The clue may be in the confusion that took place at the lifeboats. “The third mate was from Poland and he was used to being in the navy,” recalled Mr. Allen. “The chief engineer told him to put the boat in the water, but the third mate wouldn’t do it until the captain gave him the order to abandon ship.”
As Harold Allen and his companions watched the stern of the ship break off and sink into the depths, dragging the bow down, the doors which had been wired open were snapped shut by the force of the water. “We watched them snap shut one by one,” he said.
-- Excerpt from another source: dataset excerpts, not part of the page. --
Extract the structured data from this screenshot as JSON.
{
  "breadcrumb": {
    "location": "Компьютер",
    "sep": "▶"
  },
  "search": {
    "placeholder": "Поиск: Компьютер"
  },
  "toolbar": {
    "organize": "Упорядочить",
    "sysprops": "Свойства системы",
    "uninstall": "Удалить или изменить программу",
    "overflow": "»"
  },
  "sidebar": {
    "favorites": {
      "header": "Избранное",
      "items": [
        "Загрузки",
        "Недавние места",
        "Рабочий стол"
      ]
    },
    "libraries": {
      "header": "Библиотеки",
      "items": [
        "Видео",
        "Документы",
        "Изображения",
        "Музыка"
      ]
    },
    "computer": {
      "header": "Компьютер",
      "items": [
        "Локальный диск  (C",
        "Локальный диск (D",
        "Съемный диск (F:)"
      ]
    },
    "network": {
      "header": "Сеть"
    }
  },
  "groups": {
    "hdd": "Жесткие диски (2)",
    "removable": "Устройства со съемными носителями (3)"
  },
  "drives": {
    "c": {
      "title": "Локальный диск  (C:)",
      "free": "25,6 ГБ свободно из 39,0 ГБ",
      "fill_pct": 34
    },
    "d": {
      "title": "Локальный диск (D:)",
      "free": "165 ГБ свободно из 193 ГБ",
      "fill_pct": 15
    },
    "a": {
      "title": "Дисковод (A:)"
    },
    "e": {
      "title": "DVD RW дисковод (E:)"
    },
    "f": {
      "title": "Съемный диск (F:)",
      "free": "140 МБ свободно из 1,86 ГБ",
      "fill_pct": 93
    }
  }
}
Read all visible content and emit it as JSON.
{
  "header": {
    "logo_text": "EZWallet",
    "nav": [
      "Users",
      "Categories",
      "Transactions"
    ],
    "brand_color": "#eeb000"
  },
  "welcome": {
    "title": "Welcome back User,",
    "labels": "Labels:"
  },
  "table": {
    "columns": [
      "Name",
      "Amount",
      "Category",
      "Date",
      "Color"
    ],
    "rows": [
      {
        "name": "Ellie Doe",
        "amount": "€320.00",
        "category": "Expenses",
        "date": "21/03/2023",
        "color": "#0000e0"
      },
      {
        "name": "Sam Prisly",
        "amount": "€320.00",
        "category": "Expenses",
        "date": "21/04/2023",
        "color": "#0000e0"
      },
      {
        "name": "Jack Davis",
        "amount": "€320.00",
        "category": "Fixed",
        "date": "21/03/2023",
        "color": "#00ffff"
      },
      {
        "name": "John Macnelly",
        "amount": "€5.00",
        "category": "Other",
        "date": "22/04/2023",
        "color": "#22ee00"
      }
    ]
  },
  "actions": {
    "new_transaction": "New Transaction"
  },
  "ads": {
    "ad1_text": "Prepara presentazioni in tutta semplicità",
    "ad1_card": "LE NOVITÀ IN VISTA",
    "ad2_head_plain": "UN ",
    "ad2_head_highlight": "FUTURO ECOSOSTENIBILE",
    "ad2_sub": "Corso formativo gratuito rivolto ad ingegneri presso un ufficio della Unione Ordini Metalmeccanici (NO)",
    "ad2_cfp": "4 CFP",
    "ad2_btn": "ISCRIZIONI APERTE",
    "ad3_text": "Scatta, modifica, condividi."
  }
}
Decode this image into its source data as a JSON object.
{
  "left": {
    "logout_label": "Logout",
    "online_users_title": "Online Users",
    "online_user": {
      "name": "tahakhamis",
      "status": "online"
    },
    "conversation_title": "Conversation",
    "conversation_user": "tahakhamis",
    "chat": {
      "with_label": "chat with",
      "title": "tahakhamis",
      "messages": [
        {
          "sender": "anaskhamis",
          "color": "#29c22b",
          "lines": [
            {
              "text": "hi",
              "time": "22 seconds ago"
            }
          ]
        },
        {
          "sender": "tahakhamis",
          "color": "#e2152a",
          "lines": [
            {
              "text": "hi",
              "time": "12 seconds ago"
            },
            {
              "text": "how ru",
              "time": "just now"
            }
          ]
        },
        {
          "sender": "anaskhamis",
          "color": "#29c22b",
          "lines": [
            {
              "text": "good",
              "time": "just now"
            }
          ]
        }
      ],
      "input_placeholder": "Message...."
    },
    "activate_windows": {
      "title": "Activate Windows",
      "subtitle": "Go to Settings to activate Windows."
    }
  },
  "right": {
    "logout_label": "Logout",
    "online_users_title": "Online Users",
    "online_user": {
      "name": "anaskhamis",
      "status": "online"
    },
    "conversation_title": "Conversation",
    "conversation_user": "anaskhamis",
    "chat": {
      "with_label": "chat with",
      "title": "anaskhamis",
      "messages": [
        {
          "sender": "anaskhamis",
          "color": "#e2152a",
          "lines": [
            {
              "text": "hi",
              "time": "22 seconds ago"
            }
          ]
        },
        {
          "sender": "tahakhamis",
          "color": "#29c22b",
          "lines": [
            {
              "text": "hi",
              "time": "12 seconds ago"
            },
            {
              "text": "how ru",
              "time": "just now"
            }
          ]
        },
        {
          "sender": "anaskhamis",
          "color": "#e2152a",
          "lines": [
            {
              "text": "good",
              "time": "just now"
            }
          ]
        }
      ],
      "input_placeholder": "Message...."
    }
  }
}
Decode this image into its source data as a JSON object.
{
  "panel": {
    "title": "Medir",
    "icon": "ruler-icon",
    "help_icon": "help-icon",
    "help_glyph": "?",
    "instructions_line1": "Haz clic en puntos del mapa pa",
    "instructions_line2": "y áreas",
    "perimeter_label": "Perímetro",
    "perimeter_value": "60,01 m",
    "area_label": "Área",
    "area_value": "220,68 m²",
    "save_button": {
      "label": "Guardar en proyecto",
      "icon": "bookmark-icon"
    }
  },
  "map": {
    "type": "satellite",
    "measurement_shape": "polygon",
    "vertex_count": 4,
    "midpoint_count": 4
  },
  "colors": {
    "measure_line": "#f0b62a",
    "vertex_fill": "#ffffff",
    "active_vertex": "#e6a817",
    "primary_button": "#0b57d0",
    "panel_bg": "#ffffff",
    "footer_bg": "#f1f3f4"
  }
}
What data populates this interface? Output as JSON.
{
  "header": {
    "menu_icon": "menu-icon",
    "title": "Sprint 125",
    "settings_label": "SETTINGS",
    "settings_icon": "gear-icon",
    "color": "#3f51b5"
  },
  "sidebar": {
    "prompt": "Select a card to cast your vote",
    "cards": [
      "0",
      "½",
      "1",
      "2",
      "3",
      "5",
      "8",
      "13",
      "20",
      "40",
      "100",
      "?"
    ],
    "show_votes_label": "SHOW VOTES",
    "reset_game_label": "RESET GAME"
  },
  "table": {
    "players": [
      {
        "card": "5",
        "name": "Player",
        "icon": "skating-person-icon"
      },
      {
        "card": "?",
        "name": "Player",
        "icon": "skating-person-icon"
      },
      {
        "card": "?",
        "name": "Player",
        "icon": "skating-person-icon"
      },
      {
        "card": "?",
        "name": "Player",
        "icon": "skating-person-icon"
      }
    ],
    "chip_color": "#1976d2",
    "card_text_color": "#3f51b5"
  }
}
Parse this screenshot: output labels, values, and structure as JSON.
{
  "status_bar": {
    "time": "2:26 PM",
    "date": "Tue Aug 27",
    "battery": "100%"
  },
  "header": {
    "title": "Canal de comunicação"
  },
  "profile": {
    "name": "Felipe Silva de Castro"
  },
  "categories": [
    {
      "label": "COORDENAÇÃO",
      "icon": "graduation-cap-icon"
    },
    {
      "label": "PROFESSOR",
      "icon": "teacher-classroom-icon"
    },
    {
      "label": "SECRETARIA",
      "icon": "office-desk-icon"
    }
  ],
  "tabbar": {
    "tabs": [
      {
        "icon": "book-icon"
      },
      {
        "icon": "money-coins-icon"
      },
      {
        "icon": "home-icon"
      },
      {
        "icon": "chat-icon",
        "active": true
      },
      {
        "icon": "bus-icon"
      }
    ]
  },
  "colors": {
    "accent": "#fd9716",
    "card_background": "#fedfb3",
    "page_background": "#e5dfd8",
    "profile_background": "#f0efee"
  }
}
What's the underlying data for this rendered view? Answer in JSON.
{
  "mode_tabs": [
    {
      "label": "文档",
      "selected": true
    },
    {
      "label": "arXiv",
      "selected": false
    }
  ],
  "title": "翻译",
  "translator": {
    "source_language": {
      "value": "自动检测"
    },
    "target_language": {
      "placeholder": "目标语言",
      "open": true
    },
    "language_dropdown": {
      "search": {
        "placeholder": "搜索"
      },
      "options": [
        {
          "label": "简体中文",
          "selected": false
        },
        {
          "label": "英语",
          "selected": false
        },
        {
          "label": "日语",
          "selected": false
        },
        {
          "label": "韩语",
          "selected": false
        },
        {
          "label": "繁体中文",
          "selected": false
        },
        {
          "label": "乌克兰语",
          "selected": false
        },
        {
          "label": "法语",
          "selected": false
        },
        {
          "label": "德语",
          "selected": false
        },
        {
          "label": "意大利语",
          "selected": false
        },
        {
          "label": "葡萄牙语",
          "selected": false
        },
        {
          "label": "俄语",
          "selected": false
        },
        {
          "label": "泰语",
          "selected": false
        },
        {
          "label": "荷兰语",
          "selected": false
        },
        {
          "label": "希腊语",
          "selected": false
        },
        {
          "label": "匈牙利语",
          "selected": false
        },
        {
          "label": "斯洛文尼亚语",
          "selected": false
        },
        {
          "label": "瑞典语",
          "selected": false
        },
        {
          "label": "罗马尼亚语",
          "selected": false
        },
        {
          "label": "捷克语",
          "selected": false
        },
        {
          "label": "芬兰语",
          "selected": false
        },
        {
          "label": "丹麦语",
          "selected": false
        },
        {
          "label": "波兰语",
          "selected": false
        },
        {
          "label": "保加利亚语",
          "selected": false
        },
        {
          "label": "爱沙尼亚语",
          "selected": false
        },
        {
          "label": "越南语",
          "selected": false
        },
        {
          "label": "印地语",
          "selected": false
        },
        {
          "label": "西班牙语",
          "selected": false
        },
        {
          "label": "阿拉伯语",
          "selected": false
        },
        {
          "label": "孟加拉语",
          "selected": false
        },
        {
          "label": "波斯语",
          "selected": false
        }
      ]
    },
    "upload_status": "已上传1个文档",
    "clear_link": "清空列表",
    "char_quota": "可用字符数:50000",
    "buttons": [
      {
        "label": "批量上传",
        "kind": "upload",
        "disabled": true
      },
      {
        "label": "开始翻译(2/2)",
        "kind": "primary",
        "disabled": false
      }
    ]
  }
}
Some of the crew were later found within the ship. Mr. Allen and a companion whose name is lost to the 88-year-old in the mists of time, set out through the debris in their lifeboat seeking survivors, and found one person clinging to a life ring. “We found another fellow clinging to the wooden steps that we used to go up and oil the dynamo (a type of generator), that was what pulled him up to the surface and allowed him to survive,” he said.
Later, when the Kimball arrived and the survivors were pulled aboard, Mr. Allen implored him to continue the search. “I couldn’t believe we could possibly have lost so many,” he said. “The captain graciously agreed and we did a circle of the area.” But all that was to be found was the body of one of the cooks. “I thought it was my friend the second engineer, because they were both big people. But it wasn’t.” His friend was discovered later by divers in the engine room of the ship.
In those days there were a lot of Island people working on the ships, following the ebb and flow of the work from ship to ship. Mr. Allen found himself shipping back out shortly after he got home from his harrowing experience.
Thus it was that he missed the inquiry into the sinking of the Emperor, something that still bothers him to this very day. Another survivor, John Leonard, was working as a wheelsman on the Emperor when it went down had no one to back his version of the events. Something Mr. Allen would have preferred to explain to him. “I was in Thunder Bay when I got the letter,” he said. “I didn’t have the money to take a cab to Toronto and the bus wasn’t leaving in time to get there.” Mr. Allen sent a note to the inquiry explaining his situation, but he never heard back.
Stan Allen later worked with Mr. Leonard who was by then captaining a commercial sand sucker, but they never discussed the events of the Emperor. “I think he knew I was his brother,” said Harold Allen, “but he might have been upset that I wasn’t there to back up his side of the story.”
The details of Mr. Leonard’s story and how it differed from the official accounts are not readily available, but maritime historian Buck Longhurst, a good friend of Mr. Leonard said that he remained angry with the captain onto his dying days. The inference being that while the inquiry exonerated the captain in the loss of life, Mr. Leonard was of a different frame of mind. The mate who was on duty steering the ship was exhausted by his earlier duties and did not have experience steering a larger vessel such as the bulk carrier. By all accounts Mr. Leonard was a good captain, a good friend and someone who stayed rock solid in the face of any crisis.
Life and loss on the water were common experiences in those days working on the Great Lakes, but today due to ever increasing ship sizes and the advent of automation, those jobs are fewer and far between.
“They replaced the old ships three to one with the new ones,” said Stan Allen, who served his career on the lakes.